Authors Major E, Dutson T, Moshirfar M

Received 11 November 2019

Accepted for publication 31 July 2020

Published 25 August 2020 Volume 2020:12 Pages 129—133

DOI https://doi.org/10.2147/OPTO.S217645

Checked for plagiarism Yes

Review by Single anonymous peer review

Peer reviewer comments 2

Editor who approved publication: Mr Simon Berry


Erin Major,1 Thomas Dutson,2 Majid Moshirfar2– 4

1Southern California College of Optometry, Marshall B. Ketchum University, Fullerton, CA, USA; 2Hoopes Vision, Draper, UT, USA; 3John A. Moran Eye Center, University of Utah School of Medicine, Salt Lake City, UT, USA; 4Utah Lions Eye Bank, Murray, UT, USA

Correspondence: Thomas Dutson
Hoopes Vision, Draper, UT, USA
Email dutson@hoopesvision.com

Purpose: To determine the current scope of practice with regards to cycloplegic examinations, specifically in the pediatric population.
Methods: A comprehensive literature review was conducted using PubMed, ScienceDirect, Elsevier, and Google Scholar databases using keywords such as “cyclopentolate”; “tropicamide”; “pediatric”; “cycloplegia”; “atropine”; and “cycloplegic” from inception to October 2019.
Results: Atropine has the strongest cycloplegic effect and is recommended for cases of large accommodative esotropia.
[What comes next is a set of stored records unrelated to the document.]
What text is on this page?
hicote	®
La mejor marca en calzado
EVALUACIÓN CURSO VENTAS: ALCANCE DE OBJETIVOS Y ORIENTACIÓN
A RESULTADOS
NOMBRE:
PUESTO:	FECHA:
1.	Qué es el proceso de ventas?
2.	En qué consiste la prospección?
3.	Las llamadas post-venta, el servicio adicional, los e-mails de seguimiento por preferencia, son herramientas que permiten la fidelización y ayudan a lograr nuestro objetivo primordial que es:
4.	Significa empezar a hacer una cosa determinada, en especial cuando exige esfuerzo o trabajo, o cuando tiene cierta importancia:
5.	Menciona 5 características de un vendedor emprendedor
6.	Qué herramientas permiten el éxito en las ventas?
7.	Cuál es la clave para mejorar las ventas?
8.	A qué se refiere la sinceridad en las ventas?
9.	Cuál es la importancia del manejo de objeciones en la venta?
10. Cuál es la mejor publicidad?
Because of the undesired side effects and risks from atropine, cyclopentolate has been found to offer a very effective cycloplegia even for moderate to high hyperopia and has become the standard of care for traditional pediatric cycloplegic exams. Tropicamide has also been shown to offer adequate cycloplegia with less toxicity and side effects. Of all agents, tropicamide presents the least side effects and toxicity, whereas atropine presents the greatest. Cyclopentolate is a very safe cycloplegic agent that has risk of toxicity which increases with higher doses and concentrations.
Conclusion: The American Optometric Association’s current pediatric cycloplegic guidelines have proven both safe and effective, as they recommend a conservative approach of using cyclopentolate 0.5% in infants and cyclopentolate 1% in those older than one-year old to avoid undesired side effects. Topical ophthalmic drops and spray instillation have both proved equally efficacious and therefore each have their place within a clinical setting. Using Cycolmydril under six months old and cyclopentolate 1% over 6 months old as recommended by the AAO, also provides a safe and effective guideline for cycloplegic examinations within the pediatric population.